@apostrophecms/login
Extends: @apostrophecms/module ℹ️
This module manages Apostrophe's standard login form and related capabilities.
Options
| Property | Type | Description |
|---|---|---|
loginUrl | String | Sets the login endpoint. |
localLogin | Boolean | If false, the login form is disabled. |
passwordReset | Boolean | If true, a password reset link is added to the login. |
passwordResetHours | Integer | If passwordReset is true it controls how many hours a reset token is valid. |
bearerTokens | Object | If set to an object, the lifetime subproperty determines the lifetime of a bearer token for the REST API. |
throttle | Object | Used to prevent brute-force password guessing. |
loginUrl
The default login endpoint for access to the ApostropheCMS backend is /login.
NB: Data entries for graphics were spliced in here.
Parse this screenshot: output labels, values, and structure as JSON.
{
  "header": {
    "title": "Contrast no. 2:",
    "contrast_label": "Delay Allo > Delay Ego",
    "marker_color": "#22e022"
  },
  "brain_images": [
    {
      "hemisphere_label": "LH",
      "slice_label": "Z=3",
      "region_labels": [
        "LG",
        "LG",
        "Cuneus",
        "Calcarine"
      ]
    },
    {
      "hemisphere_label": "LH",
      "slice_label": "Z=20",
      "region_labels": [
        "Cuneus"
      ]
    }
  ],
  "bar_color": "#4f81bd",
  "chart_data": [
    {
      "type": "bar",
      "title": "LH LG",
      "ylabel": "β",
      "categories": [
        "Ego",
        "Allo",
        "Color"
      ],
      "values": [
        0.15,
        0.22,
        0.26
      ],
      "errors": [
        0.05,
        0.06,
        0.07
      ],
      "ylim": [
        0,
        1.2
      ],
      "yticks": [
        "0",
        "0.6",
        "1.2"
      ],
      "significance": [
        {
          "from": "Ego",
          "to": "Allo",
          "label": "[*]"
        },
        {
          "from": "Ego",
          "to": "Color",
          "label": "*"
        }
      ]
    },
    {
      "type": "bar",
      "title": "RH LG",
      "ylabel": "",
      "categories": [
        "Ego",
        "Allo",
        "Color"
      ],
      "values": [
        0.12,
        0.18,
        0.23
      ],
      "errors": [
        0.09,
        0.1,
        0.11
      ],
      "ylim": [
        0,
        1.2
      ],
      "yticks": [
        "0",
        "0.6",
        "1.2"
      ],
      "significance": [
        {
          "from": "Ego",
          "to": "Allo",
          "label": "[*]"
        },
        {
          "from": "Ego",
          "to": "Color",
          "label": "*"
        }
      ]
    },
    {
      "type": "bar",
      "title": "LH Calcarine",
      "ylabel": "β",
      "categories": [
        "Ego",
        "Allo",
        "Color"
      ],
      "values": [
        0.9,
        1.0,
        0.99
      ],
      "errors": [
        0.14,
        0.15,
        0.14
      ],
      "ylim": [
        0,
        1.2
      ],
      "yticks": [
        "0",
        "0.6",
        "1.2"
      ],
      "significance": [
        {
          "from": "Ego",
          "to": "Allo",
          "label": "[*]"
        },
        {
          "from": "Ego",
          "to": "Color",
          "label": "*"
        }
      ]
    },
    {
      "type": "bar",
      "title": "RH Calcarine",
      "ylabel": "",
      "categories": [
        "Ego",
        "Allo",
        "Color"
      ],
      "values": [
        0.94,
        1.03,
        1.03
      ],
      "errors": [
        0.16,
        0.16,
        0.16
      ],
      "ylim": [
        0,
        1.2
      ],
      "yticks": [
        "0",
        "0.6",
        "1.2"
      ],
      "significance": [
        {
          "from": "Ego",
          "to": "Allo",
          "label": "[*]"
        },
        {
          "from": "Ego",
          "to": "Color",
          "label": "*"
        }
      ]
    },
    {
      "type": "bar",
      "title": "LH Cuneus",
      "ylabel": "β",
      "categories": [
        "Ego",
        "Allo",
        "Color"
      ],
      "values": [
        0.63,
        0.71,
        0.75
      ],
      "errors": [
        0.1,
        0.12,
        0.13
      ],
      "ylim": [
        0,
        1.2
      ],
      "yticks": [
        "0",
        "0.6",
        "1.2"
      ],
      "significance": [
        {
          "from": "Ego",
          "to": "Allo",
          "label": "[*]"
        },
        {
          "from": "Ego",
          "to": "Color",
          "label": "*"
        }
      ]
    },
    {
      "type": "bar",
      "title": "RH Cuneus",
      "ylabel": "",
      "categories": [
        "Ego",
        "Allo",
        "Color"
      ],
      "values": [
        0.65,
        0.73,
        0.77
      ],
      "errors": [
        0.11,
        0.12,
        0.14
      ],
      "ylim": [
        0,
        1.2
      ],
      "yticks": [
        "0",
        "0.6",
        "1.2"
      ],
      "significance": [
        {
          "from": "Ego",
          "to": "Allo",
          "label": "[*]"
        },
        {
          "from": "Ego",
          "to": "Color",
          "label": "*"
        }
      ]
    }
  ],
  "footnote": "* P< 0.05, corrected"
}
Passing a string to the loginUrl option will change this endpoint. Note that the desired endpoint should be prefixed with a forward slash, e.g. /admin-login.
localLogin
Defaults to true. If set to false, the normal login form at /login is completely disabled.
passwordReset
Defaults to false. If both localLogin and passwordReset are set to true, a password reset link is added to the login form. Clicking on this link brings up a form for the user to enter the email address associated with their account. The address is compared to the list of existing user emails and a reset link is sent if that email is found. Note, the site email settings must be correctly configured prior to using the password reset. See the email guide for help in configuring the module. It is also recommended that the baseUrl be set in the data/local.js or other server configuration file or through the APOS_BASE_URL environment variable. The user will not be notified if the email check fails or if the email fails to send due to improper configuration. However, debug information will output in the terminal.
passwordResetHours
Defaults to 48, giving the user 48 hours to reset the password based on the emailed link.
bearerTokens
If set to an object with a lifetime subproperty, a bearer token is valid for that many milliseconds. If this option is not set, the lifetime defaults to 2 weeks. To convert days to milliseconds, you can use logic like: 86400 * 1000 * days
throttle
Can be set to an object with the subproperties allowedAttempts (defaults to 3), perMinutes (defaults to 1), and lockoutMinutes (defaults to 1). Prevents brute-force guessing of a single user's password.